Due to the high maneuverability of a hypersonic vehicle, the measurements for tightly coupled INS/GNSS (inertial navigation system/global navigation satellite system) integration system inevitably involve errors. The typical measurement errors include outliers in pseudorange observations and non-Gaussian noise distribution. This paper focuses on the nonlinear state estimation problem in hypersonic vehicle navigation. It presents a new innovation orthogonality-based robust unscented Kalman filter (IO-RUKF) to resist the disturbance of measurement errors on navigation performance. This IO-RUKF detects measurement errors by use of the hypothesis test theory.

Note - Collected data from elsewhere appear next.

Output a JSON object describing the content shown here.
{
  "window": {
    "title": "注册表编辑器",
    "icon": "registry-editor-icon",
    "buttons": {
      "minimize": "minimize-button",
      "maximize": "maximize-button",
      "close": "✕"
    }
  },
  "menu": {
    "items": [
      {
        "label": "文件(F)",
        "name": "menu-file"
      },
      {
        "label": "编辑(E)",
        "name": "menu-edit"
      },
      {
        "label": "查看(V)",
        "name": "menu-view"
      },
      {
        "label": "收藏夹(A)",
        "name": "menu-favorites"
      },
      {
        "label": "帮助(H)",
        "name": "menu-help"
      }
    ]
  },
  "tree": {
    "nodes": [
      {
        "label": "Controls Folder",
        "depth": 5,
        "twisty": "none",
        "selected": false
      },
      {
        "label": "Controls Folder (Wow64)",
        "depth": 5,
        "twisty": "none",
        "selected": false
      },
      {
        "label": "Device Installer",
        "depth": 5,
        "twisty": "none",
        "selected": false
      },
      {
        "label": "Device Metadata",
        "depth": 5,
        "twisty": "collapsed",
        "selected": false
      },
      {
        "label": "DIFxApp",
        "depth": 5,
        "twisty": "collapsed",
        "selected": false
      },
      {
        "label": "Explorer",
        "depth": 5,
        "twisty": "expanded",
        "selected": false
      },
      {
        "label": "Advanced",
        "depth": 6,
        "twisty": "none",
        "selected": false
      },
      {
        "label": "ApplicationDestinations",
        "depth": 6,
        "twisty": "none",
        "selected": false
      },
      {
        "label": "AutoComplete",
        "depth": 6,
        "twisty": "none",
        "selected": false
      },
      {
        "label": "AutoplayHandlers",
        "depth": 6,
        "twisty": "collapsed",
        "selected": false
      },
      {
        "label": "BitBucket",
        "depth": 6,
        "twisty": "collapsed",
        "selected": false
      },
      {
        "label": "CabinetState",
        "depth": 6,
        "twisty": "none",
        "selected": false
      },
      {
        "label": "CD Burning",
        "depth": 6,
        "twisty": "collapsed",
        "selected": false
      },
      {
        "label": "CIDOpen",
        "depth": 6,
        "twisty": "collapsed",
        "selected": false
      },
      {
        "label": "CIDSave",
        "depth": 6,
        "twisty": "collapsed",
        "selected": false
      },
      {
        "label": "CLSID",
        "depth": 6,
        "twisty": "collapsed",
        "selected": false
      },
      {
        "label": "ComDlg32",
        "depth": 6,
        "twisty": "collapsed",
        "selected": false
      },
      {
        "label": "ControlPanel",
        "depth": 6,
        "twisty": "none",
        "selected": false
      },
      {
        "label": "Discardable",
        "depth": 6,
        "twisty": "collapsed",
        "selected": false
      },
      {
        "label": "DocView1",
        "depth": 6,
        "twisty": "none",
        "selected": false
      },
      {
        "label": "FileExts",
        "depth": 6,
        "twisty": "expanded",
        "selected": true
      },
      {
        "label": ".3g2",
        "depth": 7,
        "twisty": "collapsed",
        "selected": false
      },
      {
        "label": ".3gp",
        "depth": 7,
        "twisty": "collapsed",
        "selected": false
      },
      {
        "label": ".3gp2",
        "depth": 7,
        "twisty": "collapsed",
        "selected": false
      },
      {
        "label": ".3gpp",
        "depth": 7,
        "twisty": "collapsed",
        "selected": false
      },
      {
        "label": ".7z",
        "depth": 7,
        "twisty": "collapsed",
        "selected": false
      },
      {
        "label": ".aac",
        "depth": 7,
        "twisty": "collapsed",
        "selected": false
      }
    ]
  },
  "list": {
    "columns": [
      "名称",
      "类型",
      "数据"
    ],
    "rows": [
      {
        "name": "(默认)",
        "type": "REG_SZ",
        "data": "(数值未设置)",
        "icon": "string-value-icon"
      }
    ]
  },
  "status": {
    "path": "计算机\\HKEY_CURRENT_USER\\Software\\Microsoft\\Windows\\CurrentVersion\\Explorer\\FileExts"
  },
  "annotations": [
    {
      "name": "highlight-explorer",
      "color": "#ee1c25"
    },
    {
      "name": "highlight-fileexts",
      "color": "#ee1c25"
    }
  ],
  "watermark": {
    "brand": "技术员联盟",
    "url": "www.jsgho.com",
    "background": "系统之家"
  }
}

Subsequently, it introduces a defined robust factor to inflate the covariance of predicted measurement and further rescale the Kalman gain such that the measurements in error are less weighted to ensure the filtering robustness against measurement errors. The proposed IO-RUKF can not only correct the UKF sensitivity to measurement errors, but also avoids the loss of accuracy for state estimation in the absence of measurement errors. The efficacy and superiority of the proposed IO-RUKF have been verified through simulations and comparison analysis.

Introduction

Hypersonic vehicle refers to a vehicle at the speed of Mach 5 or above. Due to the merits such as large flight envelope, high maneuverability and speedy global reach, hypersonic vehicle has received great attention in the recent years in both aeronautic and astronautic fields for various civil and military applications [1], [2]. As the ‘‘eye’’ of a hypersonic vehicle, the navigation system is the primary element of the overall vehicle flight control system (navigation, guidance and control system). The position, speed and attitude information provided by the navigation system is directly related to the accuracy and reliability of the vehicle guidance and control loop [3]. Nowadays, the INS/GNSS (inertial navigation system/global navigation satellite system) integration has been a widely used navigation technique for hypersonic vehicles [4], [5]. The integration of INS and GNSS overcomes the limitations of both standalone systems, i.e., the growth of navigation errors with time for INS as well as the typical low update rate of GNSS measurements. Thus, it can provide a superior performance comparing to either INS or GNSS [6]–[۸]. The integration of INS and GNSS can be classified into two categories [9]–[۱۱]. One is the loosely coupled integration which employ the velocity and position estimations solved by GNSS to assist INS. This method is simple in principle and easy to implement. However, the number of observable GNSS satellites frequently drops to below four due to high maneuverability, leading to the poor stability and reliability.